In this article we look at our air quality forecasting, which was made publicly available on our website ahead of the Games.
Whether you're an Olympic or Paralympic athlete breathing hard in pursuit of a gold medal or a member of the public going about your daily routine, air quality can be important to our lives.
No matter where we are, the air we breathe contains small amounts of trace gases and particles which can affect everything from performance during exercise to our general health.
Weather plays a big part in determining air quality and the Met Office is now providing 'Daily Air Quality Index' forecasts out to five days for more than 5000 locations across the UK. These include Olympic and Paralympic venues, such as the Olympic Park, locations along the Olympic Marathon route and Eton Dorney, potentially providing valuable information to competing athletes and spectators alike.
Two of the most important parts of an air quality forecast are knowledge of the emission of pollutants into the atmosphere, for example from industrial processes or vehicle fumes, and an understanding of what the weather is doing.
Sunlight can promote reactions between pollutants already in the air to give rise to secondary pollutants, such as ozone. Calm winds can allow pollutants to build up and stronger winds can disperse pollution; rain can remove it from the atmosphere.
These links between the weather and air quality mean the Met Office is well placed to provide air quality forecasts.
Our weather forecasting model has been developed to include many of the key processes which can affect air quality, such as the transport and dispersion of pollutants by the wind, the removal of pollution by rain, and the chemical reactions between gases and aerosols in the atmosphere.
Dr Paul Agnew from the Air Quality and Composition team at the Met Office said: "Our model simulates the release of pollutants into the atmosphere and looks at how these will react, depending on factors including how concentrated they are, temperature and the amount of sunlight.
"The model then tracks how these will be transported and dispersed in the atmosphere according to wind, or how they will be washed out by rain, to give a forecast for air quality over specific areas."
From this we produce a five-day forecast of air quality, using the Daily Air Quality Index (DAQI) scale set out by Defra, where 1 is the best air quality and 10 the worst. The DAQI is accompanied by health advice both for people who are at risk in poor air quality conditions (such as those with lung, heart conditions, asthma and older people), as well as the general population.
The advice from Defra states: "Here in the UK, air pollution does not rise to levels where people need to make major changes to their lives - nobody need fear going outdoors, but in times of poor air quality forecasts can help people minimise exposure.
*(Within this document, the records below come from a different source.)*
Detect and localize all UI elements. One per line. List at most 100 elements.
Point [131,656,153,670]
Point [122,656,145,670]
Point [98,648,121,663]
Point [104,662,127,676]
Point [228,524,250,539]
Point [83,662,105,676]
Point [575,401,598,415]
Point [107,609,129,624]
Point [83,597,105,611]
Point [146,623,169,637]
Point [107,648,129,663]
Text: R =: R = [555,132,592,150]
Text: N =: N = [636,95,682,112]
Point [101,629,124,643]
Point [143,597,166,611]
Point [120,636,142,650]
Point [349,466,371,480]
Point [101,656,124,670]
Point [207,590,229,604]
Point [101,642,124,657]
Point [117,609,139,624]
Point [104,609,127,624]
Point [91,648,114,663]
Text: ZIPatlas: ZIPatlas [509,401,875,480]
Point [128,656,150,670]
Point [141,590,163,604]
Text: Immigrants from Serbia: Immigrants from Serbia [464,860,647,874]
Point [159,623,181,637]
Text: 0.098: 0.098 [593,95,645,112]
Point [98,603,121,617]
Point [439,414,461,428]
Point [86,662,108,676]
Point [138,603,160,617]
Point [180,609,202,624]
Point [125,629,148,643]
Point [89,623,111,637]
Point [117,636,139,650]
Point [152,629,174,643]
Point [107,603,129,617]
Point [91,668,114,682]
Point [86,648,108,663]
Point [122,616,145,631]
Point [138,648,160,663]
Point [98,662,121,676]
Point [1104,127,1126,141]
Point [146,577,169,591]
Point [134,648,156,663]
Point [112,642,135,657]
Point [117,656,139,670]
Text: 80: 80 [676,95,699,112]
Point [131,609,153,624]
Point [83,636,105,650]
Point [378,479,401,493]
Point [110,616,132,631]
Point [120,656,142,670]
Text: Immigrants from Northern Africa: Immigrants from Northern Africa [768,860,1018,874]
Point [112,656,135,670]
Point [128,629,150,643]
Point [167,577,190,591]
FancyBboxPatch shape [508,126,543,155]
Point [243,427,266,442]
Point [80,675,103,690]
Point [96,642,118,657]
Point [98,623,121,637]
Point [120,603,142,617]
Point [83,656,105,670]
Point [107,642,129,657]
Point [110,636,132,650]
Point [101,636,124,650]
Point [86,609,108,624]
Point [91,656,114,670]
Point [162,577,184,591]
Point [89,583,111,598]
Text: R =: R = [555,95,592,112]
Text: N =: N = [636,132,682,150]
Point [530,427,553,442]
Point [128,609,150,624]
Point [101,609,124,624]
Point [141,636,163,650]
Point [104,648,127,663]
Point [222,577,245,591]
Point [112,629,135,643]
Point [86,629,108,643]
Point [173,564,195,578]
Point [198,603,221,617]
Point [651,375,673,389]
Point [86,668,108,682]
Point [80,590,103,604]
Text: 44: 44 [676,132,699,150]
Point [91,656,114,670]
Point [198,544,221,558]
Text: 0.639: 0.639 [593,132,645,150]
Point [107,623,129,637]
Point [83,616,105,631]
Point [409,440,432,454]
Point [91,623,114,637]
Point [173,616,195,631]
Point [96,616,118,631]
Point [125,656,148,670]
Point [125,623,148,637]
When levels of air pollution increase it would be sensible for those who are particularly affected to limit their exposure to air pollutants by reducing exertion outdoors.
"Some athletes, even if they are not asthmatic, may notice they find their performance less good than expected when levels of a certain air pollutant are high and they may notice they find deep breathing causes some discomfort in the chest. This does not mean that they are in danger, but it would be sensible for them to limit their activities on such days if possible."
The Met Office checks the accuracy of air quality forecasts by comparing to air quality observations from the Automatic Urban and Rural Network maintained by Defra for monitoring air quality in the UK. In this way we can monitor how well our forecasts perform.
Dr Agnew points out that the Met Office air quality forecasts represent the regional or 'background' air quality away from strong sources of pollution such as busy roads, and that air quality may be significantly poorer close to these areas. More information is available on the science background to our forecasts.
Daily air quality index forecasts are available for each of over 5000 location forecasts on the Met Office website along with information and advice on what the forecast means.
During the London 2012 Olympic and Paralympic Games we also provided more detailed Air Quality forecasts on the Met Office science showcase web pages.